Sono state rilevate le seguenti cinque aree logistiche integrate:

1. Quadrante sud orientale della Sicilia. La Sicilia, per posizione geografica, è da tempo una piattaforma logistica nel cuore del Mediterraneo. Sono previsti interventi sui porti di Augusta, Messina, Catania e sull’interporto di Catania. Sarà necessario potenziare la tratta ferroviaria Catania-Siracusa, appartenente al corridoio Scandinavo-Mediterraneo, e garantire più elevati livelli di efficienza per l’interporto di Catania.

2. Polo logistico di Gioia Tauro. L’obiettivo è quello di incrementare i traffici portuali e promuovere il processo di diversione modale verso il sistema ferroviario. Sono previsti interventi per favorire l’accessibilità del nodo e migliorare l’operatività delle banchine’ e per il completamento delle reti ferroviarie sulla tratta Metaponto-Sibari-Paola e appartenenti alla linea ferroviaria tirrenica Salerno/Battipaglia-Reggio Calabria.

3. Sistema pugliese. La collocazione della Puglia nell’ambito della rete infrastrutturale italiana di grande comunicazione mostra ancora la sua perifericità rispetto ai flussi di traffico nazionali e internazionali e, al suo interno, la marginalità di alcune aree. Tale squilibrio è aggravato dalla carenza di forme d’integrazione dei modi di trasporto, che rappresenta uno degli ostacoli al commercio, all’efficienza dei servizi e compromette la rapidità degli scambi. Le azioni previste devono partire dalla definizione di un sistema integrato dei porti di Bari, Brindisi, Taranto e dell’interporto di Bari potenziando i collegamenti di “ultimo miglio”.
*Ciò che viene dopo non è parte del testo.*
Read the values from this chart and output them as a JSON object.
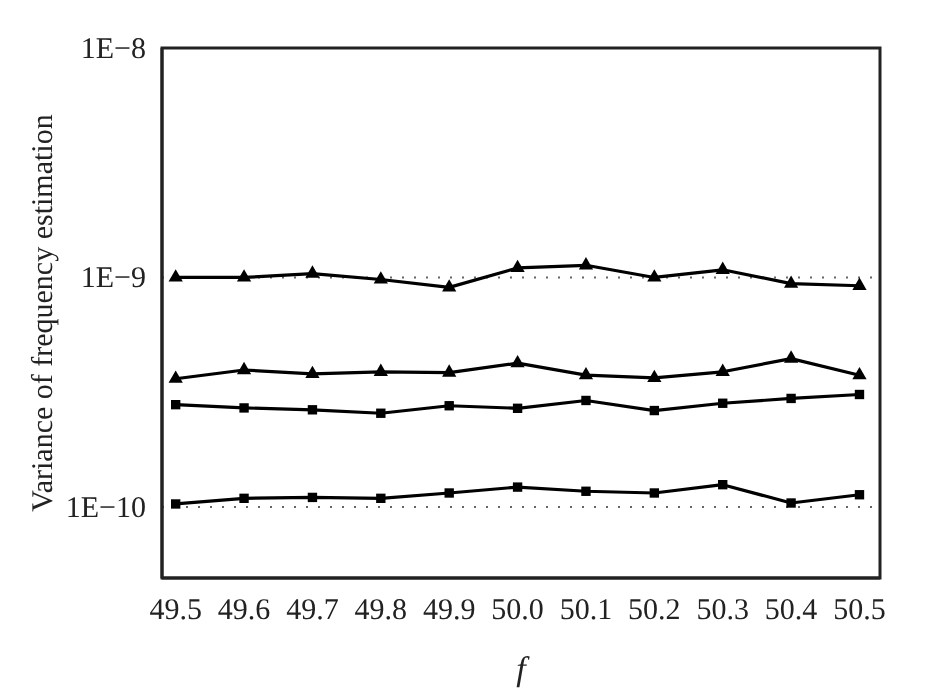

4. Area logistica campana. Le maggiori criticità nel tessuto infrastrutturale e logistico campano riguardano una rete stradale e ferroviaria povera ed una scarsa integrazione tra i diversi tipi di infrastrutture e trasporti. Il PON si concentra sullo sviluppo delle connessioni tra i Porti di Napoli e Salerno, Interporti di Nola e Marcianise e la Rete TEN-T. Sono necessari interventi per aumentare i traffici commerciali marittimi internazionali verso il Mezzogiorno in modo da poter rafforzare l’utilizzo del sistema portuale Napoli-Salerno. È necessario integrare i diversi distretti industriali della zona con i nodi logistici esistenti: Interporti di Nola, Marcianise-Maddaloni e Battipaglia e porti e aeroporti di Napoli e Salerno attraverso raccordi ferroviari e/o terminal intermodali.

5. Quadrante Sicilia occidentale. L’area presenta un punto di snodo e di distribuzione degli scambi del Corridoio I e costituisce uno dei nodi per l’intercettazione dei flussi verso il Mediterraneo settentrionale e occidentale. Si ritiene necessario definire un’operazione di governance sul sistema portuale di Palermo-Termini Imerese e sull’interporto di Termini Imerese, nonché sulla rete ferroviaria di collegamento.